Julieta rencontra le père d'Antía dans un train. Non pas cet homme au regard bizarre qui l'indisposa mais le jeune pêcheur qu'elle rencontra au bar du train pour fuir cet importun. Xoan était pêcheur de Galice et veillait depuis cinq ans sa femme dans le coma. Après un court arrêt en gare, le train s'arrêta brutalement car l'homme au regard étrange s'était suicidé. Julieta en éprouve de la culpabilité mais Xoan la persuada que son refus de lui parler n'avait en rien contribué à ce suicide décidé depuis longtemps. La nuit dans le train Julieta et Xoan font l'amour passionnément.

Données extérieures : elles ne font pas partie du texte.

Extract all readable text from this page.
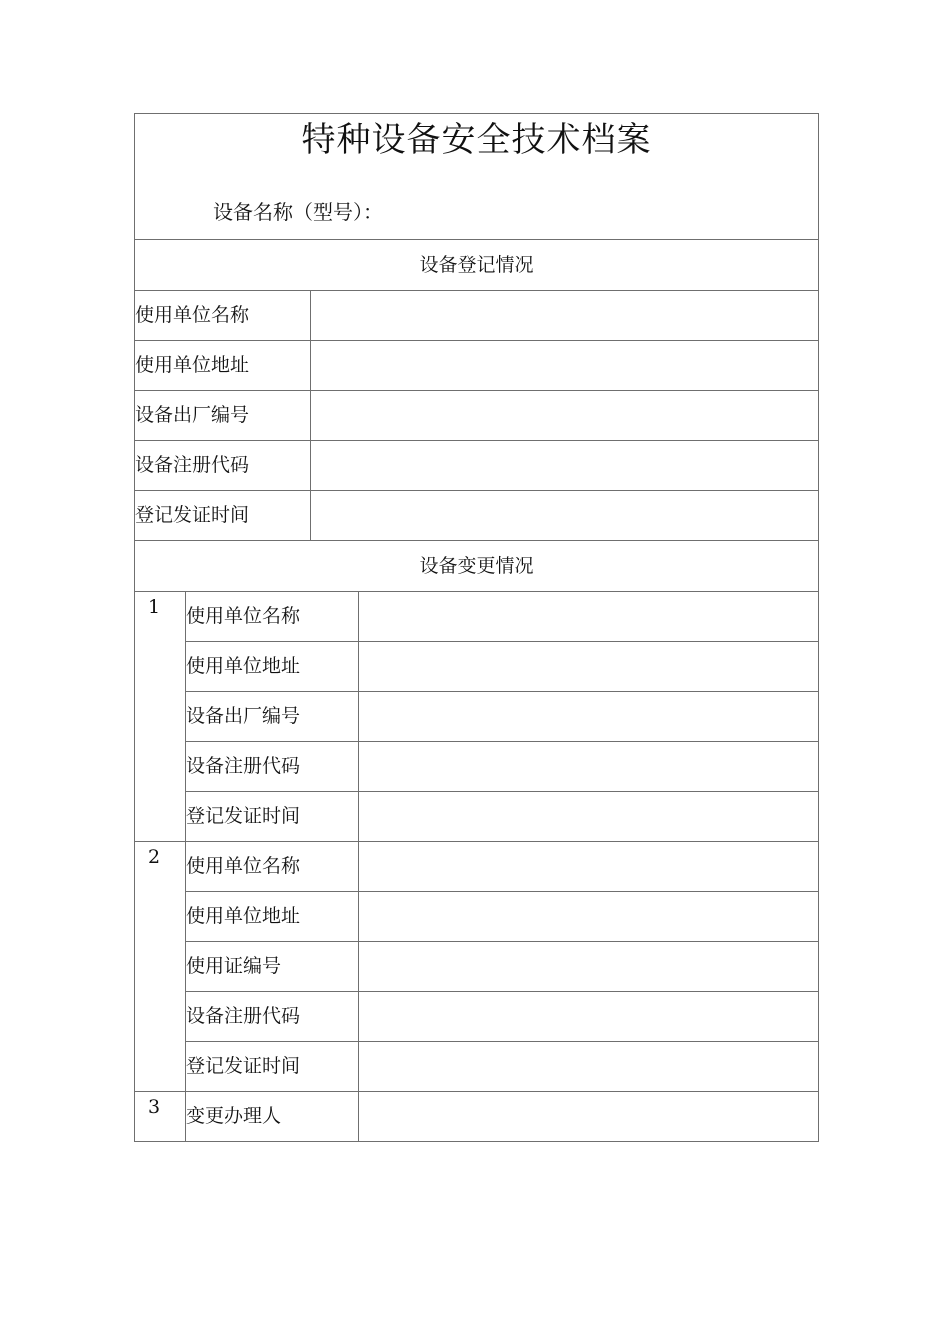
特种设备安全技术档案
设备名称（型号）：			

设备登记情况			
使用单位名称			
使用单位地址			
设备出厂编号			
设备注册代码			
登记发证时间			
设备变更情况			
1	使用单位名称		
	使用单位地址		
	设备出厂编号		
	设备注册代码		
	登记发证时间		
2	使用单位名称		
	使用单位地址		
	使用证编号		
	设备注册代码		
	登记发证时间		
3	变更办理人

Julieta est professeur de lettres classiques dans un lycée où elle enseigne notamment la différence entre Thalassa ou Pontos, la mer calme et généreuse qui donne à manger ou la haute mer de l'aventure. Alors que son contrat de remplaçante se termine, elle reçoit une lettre de Xoan l'invitant chez lui.
Elle s'y rend mais apprend de Marian, la gouvernante revêche, que la femme de Xoan est morte depuis trois jours et que Xoan est chez sa maitresse et qu'il est donc inutile de l'attendre. Marian se propose de la raccompagner au car du soir. Julieta n'en fait rien et, quand Xoan rentre le soir, ils font l'amour. Jour après jour, leurs liens sexuels et affectifs deviennent plus forts. Julieta n'ose avouer à Xoan qu'elle est enceinte depuis leur nuit dans le train mais Ava, leur amie sculptrice, la rassure. En effet, Xoan est heureux de cette naissance.
Julieta consacre son temps à l'éducation d'Antía. Pour ses deux ans, elle rend de nouveau visite à ses parents en Andalousie. Son père est amoureux de la jeune aide-ménagère immigrée chargée de servir de garde-malade à leur mère, atteinte d'Alzheimer. Anita désapprouve cette liaison et la juge néfaste à la santé de sa mère.
Antía a grandi. Elle doit partir en colonie mais elle préférerait rester auprès de son père à pêcher en mer. Julieta a décidé de ne plus employer Marian qui a atteint l'âge de la retraite mais se montre trop intrusive. Elle ne peut ainsi s'empêcher de partir avec le survêtement de Xoan et de laisser entendre à Julieta que si elle reprend son travail alors " ça recommencera" sous-entendant par là que son mari reprendra sa liaison avec Ava. Juliette en est ébranlée et fait une scène à Xoan. Celui-ci avoue cette relation ancienne mais affirme son amour exclusif envers sa femme et sa fille. Triste et songeuse, Julieta quitte la maison et Xoan, en dépit de la mer houleuse, décide de partir pêcher. Julieta rentre bientôt alors que la tempête se déchaine. Mais Xoan tarde, ne rentre pas ; la télévision lui apprend sa mort. Déchiqueté par la mer, Julieta ne reconnait le corps de Xoan que grâce au tatouage d'amour envers sa femme et sa fille qu'il portait à l'épaule.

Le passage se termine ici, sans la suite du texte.